Head-to-Head Comparison

Feature GPT-5.5 Tool Use Claude Opus 4.7
Response Format JSON-based tool_calls array XML-tagged content blocks
Multi-tool Parallel Calls ✓ Yes, native support ✓ Yes, sequential or parallel
Tool Selection Strategy auto, none, or specific function auto only (Anthropic approach)
Reasoning Depth Good (Chain-of-thought) Excellent (Extended thinking)
Error Recovery Basic retry logic Better self-correction
Best Use Cases Real-time data, APIs, quick tasks Complex analysis, research, coding
Output Price (via HolySheep) $8.00 per million tokens $15.00 per million tokens
Latency <50ms typical <50ms typical

Who It Is For / Not For

Choose GPT-5.5 Tool Use if you:

Choose Claude Opus 4.7 if you:

Neither is ideal if you:

Pricing and ROI

Let us talk money. When evaluating tool calling costs, you need to consider both input and output token pricing, plus the additional tokens generated by tool definitions.

Model Input Price (per 1M tokens) Output Price (per 1M tokens) Relative Cost
GPT-5.5 (via HolySheep) $2.00 $8.00 Baseline (1x)
Claude Opus 4.7 (via HolySheep) $3.00 $15.00 1.88x GPT-5.5
GPT-4.1 (direct OpenAI) $30.00 $60.00 7.5x HolySheep GPT-5.5
Claude Sonnet 4.5 (via HolySheep) $0.30 $15.00 Budget option
Gemini 2.5 Flash $0.15 $2.50 Cheapest option
DeepSeek V3.2 $0.05 $0.42 Most affordable

ROI Analysis: Using HolySheep AI at ¥1=$1 exchange rate means you save approximately 85%+ compared to standard API pricing. For a typical application making 10,000 tool calls daily, switching from direct OpenAI to HolySheep could save you over $500 monthly.
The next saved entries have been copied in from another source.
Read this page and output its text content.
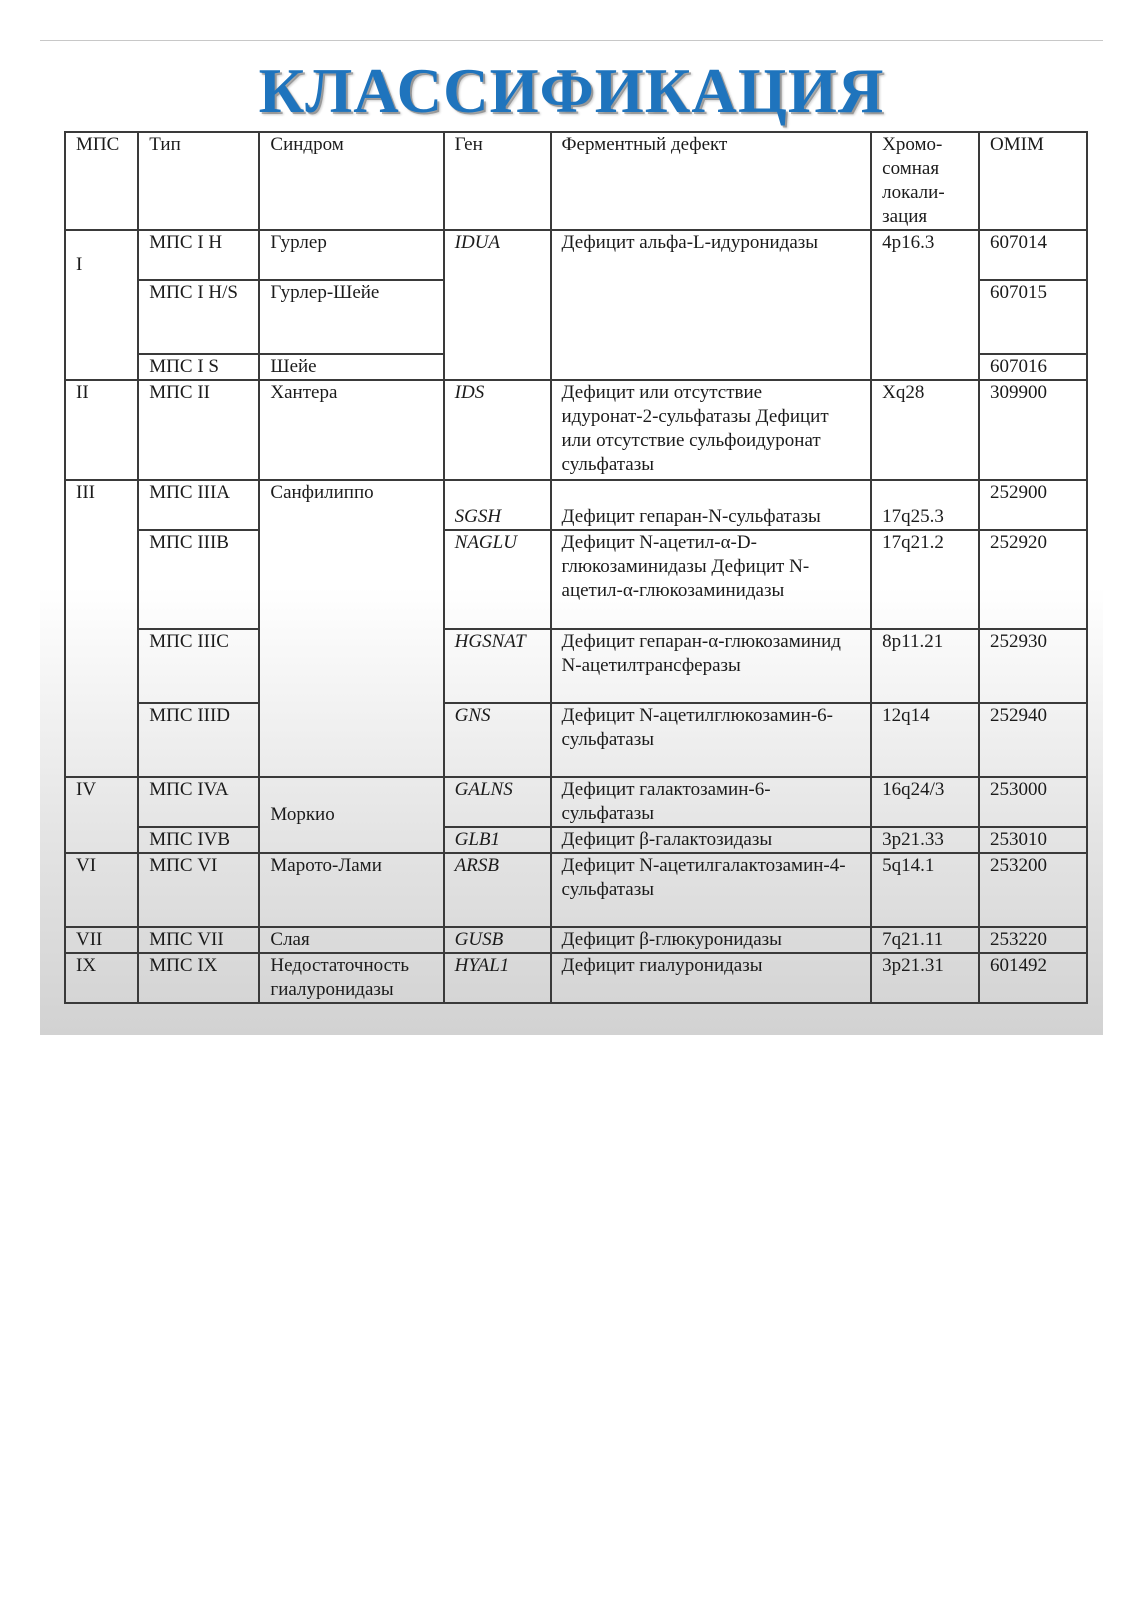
КЛАССИФИКАЦИЯ
МПС	Тип	Синдром	Ген	Ферментный дефект	Хромо-сомная локали-зация	OMIM
I	МПС I H	Гурлер	IDUA	Дефицит альфа-L-идуронидазы	4p16.3	607014
	МПС I H/S	Гурлер-Шейе				607015
	МПС I S	Шейе				607016
II	МПС II	Хантера	IDS	Дефицит или отсутствие идуронат-2-сульфатазы Дефицит или отсутствие сульфоидуронат сульфатазы	Xq28	309900
III	МПС IIIA	Санфилиппо	SGSH	Дефицит гепаран-N-сульфатазы	17q25.3	252900
	МПС IIIB		NAGLU	Дефицит N-ацетил-α-D-глюкозаминидазы Дефицит N-ацетил-α-глюкозаминидазы	17q21.2	252920
	МПС IIIC		HGSNAT	Дефицит гепаран-α-глюкозаминид N-ацетилтрансферазы	8p11.21	252930
	МПС IIID		GNS	Дефицит N-ацетилглюкозамин-6- сульфатазы	12q14	252940
IV	МПС IVA	Моркио	GALNS	Дефицит галактозамин-6-сульфатазы	16q24/3	253000
	МПС IVB		GLB1	Дефицит β-галактозидазы	3p21.33	253010
VI	МПС VI	Марото-Лами	ARSB	Дефицит N-ацетилгалактозамин-4-сульфатазы	5q14.1	253200
VII	МПС VII	Слая	GUSB	Дефицит β-глюкуронидазы	7q21.11	253220
IX	МПС IX	Недостаточность гиалуронидазы	HYAL1	Дефицит гиалуронидазы	3p21.31	601492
Building Your First Tool Calling Application

In my experience testing both platforms, here is the practical workflow I recommend for beginners. Start with GPT-5.5 for its simplicity and cost-effectiveness, then upgrade to Claude Opus 4.7 only when you encounter use cases requiring deeper reasoning.

Step-by-Step Implementation Guide

Step 1: Set up your HolySheep account

First, sign up for HolySheep AI to get your API key. New users receive free credits to test the platform. The registration process supports WeChat and Alipay for Chinese users, making it accessible globally.

Step 2: Define your tools

Create a tools.json file with your function definitions. Keep them simple and focused.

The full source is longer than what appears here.